Subject
Biomedical Research; Infant; neonatology; Adhd; Brain/embryology/ physiopathology; cerebral palsy; Developmental Disabilities/etiology/ physiopathology; Diseases/ physiopathology; Extremely Premature/growth & development/physiology/psychology; Fetal Organ Maturity; Humans; infant; intellectual impairment; intraventricular hemorrhage; Nervous System Diseases/etiology/ physiopathology; neurodevelopment; neurodevelopmental outcomes; Newborn; Premature; preterm birth; Risk Factors; sensory impairment; Survival Rate/trends; Very Low Birth Weight/growth & development/physiology/psychology; white matter injury
Description
Infants born at extreme preterm gestation are at risk for both death and disability. Although rates of survival have improved for this population, and some evidence suggests a trend toward decreased neuromotor impairment over the past decades, a significant improvement in overall early neurodevelopmental outcome has not yet been realized. This review will examine the rates and types of neurodevelopmental impairment seen after extremely preterm birth, including neurosensory, motor, cognitive, and behavioral outcomes. We focus on early outcomes in the first 18-36 months of life, as the majority of large neonatal studies examining neurodevelopmental outcomes stop at this age.
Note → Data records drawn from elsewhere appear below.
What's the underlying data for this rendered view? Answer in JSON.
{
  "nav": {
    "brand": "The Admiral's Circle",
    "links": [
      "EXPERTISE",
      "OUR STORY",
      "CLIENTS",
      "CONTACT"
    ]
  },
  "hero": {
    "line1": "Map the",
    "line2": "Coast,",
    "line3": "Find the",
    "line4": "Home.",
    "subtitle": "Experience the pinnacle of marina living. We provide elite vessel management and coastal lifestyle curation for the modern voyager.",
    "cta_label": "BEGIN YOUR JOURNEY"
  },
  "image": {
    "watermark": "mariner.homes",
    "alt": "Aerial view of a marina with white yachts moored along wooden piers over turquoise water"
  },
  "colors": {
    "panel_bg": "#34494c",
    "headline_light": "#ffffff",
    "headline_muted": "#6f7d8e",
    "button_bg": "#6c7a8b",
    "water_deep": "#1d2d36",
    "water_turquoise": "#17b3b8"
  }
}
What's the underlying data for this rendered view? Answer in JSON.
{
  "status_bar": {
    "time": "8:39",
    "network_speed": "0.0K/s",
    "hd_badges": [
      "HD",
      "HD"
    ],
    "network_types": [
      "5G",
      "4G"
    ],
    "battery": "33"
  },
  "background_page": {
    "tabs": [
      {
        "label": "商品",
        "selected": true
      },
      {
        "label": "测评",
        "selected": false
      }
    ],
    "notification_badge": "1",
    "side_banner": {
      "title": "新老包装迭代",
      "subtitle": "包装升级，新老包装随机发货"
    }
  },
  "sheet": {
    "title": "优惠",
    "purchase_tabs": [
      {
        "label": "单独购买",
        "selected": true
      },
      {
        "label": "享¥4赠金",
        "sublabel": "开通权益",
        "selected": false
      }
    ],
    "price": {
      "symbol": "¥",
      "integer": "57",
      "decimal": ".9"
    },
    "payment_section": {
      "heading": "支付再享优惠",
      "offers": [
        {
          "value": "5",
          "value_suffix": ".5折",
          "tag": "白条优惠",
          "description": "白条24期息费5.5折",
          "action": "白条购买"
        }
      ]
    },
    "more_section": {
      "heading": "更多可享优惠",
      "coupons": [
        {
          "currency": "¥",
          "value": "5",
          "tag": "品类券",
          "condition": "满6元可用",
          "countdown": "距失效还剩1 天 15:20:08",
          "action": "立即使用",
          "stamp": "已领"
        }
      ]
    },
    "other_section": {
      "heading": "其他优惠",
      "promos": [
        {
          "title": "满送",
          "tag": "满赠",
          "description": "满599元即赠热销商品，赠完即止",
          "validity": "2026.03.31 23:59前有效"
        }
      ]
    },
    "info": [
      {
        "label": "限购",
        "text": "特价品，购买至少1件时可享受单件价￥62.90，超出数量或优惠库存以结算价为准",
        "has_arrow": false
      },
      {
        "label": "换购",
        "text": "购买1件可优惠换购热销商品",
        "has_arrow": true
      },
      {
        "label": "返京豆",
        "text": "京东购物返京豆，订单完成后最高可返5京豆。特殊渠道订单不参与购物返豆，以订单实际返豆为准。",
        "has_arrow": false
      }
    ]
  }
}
However, this early age is clearly just a first glimpse into lifetime outcomes; the neurodevelopmental effects of extreme prematurity may last through school age, adolescence, and beyond. Importantly, prematurity appears to be an independent risk factor for adverse development, but this population demonstrates considerable variability in the types and severity of impairments. Understanding both the nature and prevalence of neurodevelopmental impairment among extremely preterm infants is important because it can lead to targeted interventions that in turn may lead to improved outcomes.